Önseçimin parti yönetimlerinin tercihine bırakılmayarak yasal düzenleme ile aday tespitinin asıl yöntemi olarak benimsenmesi halinde, sistemin uygulanarak kendi içindeki eksikliklerini kapatmasına olanak tanıyacak, siyasi partilerin üye yapılarının da sağlıklı bir noktaya gelmesini kolaylaştıracak ve katılımcılık açısından olumlu bir adım atılmış olacaktır.

Delege Sistemi

Mevcut Siyasi Partiler Kanunu’nun öngördüğü, ancak katılımcılık açısından eleştirilen bir diğer konu ise delegelik sistemidir. Hali hazırda Siyasi Partiler Kanunu’nda siyasi partilerin ilçe kongreleri için en fazla 400, il kongreleri için en fazla 600, büyük kongreleri için ise TBMM toplam üye sayısının en fazla iki katı olmak üzere temsilci (delege) tespiti gerekli bulunmaktadır. Dolayısıyla siyasi partilerde en alt kademeden başlayarak en üst organa kadar delegelerin belirleyiciliği esastır.

İlçe ve il kongrelerinde belirlenen il delegeleri ve büyük kongre delegeleri hakim gözetiminde seçimle belirlense de özellikle gömleğin ilk düğmesi olarak tarif edilebilecek olan mahalle temsilcilerinin, yani ilçe kongre delegelerinin siyasi partilerin kendi organlarının gözetiminde ve mahalle bazında o partinin aldığı oy oranına göre dağılım yapılarak belirlenmesi nedeniyle bazen sonuçlar da sağlıklı olmayabilmektedir.

Zaman zaman, biraz da popülist bir yaklaşımla, parti genel başkanlarının tüm üyelerin katılımıyla belirlenmesi gibi öneriler tartışmaya açılsa da; mevcut siyasi partiler mevzuatımız buna cevaz vermemekte, genel başkan ve merkez karar ve yürütme organlarının seçileceği büyük kongreye katılacak temsilcileri tek tarif etmektedir.
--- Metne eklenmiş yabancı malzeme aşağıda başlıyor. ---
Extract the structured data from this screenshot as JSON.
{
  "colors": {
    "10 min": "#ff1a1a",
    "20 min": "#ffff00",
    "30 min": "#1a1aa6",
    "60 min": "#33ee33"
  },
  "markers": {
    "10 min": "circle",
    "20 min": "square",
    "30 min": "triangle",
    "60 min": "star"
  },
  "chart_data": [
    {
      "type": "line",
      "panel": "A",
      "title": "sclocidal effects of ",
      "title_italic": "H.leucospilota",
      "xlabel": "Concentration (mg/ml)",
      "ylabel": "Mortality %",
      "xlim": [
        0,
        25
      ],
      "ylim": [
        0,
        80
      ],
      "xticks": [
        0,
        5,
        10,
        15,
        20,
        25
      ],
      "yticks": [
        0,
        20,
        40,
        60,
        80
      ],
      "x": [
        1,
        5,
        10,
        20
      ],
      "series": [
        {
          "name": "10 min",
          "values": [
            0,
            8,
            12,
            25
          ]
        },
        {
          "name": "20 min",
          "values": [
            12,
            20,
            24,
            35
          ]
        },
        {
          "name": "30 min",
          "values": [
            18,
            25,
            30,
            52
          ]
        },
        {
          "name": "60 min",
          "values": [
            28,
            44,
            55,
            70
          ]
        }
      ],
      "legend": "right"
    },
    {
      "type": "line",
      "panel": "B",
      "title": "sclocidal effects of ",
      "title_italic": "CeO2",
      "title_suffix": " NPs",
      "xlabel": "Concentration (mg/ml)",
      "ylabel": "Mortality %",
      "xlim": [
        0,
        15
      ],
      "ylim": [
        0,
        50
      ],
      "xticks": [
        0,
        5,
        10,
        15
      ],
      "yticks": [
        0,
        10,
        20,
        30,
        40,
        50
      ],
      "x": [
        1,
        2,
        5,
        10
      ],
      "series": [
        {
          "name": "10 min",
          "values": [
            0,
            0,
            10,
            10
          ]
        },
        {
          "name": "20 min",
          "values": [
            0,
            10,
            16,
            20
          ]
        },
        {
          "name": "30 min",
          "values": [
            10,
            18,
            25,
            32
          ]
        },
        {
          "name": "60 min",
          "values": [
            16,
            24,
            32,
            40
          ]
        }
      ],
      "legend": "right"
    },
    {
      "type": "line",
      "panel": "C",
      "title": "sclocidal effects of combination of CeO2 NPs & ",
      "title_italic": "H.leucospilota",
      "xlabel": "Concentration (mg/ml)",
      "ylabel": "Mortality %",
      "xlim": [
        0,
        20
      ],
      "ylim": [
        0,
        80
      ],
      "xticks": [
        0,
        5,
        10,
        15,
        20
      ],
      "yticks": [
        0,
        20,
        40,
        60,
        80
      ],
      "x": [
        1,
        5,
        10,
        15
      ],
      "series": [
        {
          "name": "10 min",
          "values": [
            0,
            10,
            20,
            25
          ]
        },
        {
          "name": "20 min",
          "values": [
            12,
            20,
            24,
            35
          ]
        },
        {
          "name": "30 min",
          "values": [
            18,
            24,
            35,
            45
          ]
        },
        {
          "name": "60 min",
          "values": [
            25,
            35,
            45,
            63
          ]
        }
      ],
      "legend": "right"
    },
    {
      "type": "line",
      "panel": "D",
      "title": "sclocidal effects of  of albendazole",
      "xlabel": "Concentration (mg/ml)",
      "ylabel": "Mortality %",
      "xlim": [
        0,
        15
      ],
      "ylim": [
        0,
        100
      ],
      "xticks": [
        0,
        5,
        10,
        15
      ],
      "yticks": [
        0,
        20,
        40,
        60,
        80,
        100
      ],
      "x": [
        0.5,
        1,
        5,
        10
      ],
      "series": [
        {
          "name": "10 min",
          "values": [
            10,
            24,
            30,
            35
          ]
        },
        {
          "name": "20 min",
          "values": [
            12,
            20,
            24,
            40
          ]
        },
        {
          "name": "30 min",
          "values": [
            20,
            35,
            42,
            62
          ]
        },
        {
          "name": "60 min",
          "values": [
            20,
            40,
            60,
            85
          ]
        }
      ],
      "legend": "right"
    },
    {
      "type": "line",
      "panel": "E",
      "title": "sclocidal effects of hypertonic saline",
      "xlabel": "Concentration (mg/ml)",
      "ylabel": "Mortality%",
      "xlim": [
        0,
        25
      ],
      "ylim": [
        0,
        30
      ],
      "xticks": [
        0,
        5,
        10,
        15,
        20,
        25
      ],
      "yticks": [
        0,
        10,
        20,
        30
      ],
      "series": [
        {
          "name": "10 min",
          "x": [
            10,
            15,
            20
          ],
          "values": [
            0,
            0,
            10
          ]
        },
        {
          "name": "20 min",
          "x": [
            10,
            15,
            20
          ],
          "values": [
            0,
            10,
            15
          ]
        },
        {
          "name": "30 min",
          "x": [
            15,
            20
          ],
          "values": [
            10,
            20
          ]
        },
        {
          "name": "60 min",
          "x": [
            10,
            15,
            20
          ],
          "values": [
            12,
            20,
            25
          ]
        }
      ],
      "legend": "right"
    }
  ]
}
Dolayısıyla yasada ilçe ve il kongrelerinde üst kurul temsilcilerinin seçileceğinin belirtilmesi ve partilerin il örgütleri ile merkez karar ve yönetim organlarının bu temsilciler tarafından belirlenmesi zorunluluğu karşısında, hali hazırda delegelik sisteminin partilerin inisiyatifiyle esnetilmesi mümkün olmadığı gibi en üst yönetim organları için böyle bir sistemin işletilebilirliği ya da ne kadar doğru ve sağlıklı bir yöntem olabileceği de tartışmalıdır. Bu bakımdan en azından şimdilik bu önerilerin siyasetin gerçekliğiyle de hukuki çerçeve ile de bağdaşmadığını söylemek gerekir. Ancak özellikle gömleğin ilk düğmesi olan ilçe kongrelerine katılacak temsilciler bakımından, o ilçe örgütünün tüm üyelerinin katılımıyla ilçe yönetimleri ve üst kurul temsilcilerinin belirlenmesi halinde, hem yöneticilerin ve temsilcilerin seçimine dair tartışma ortamı ortadan kalkacak hem de katılımcılık ve demokrasi bakımından faydalı bir adım atılmış olacaktır.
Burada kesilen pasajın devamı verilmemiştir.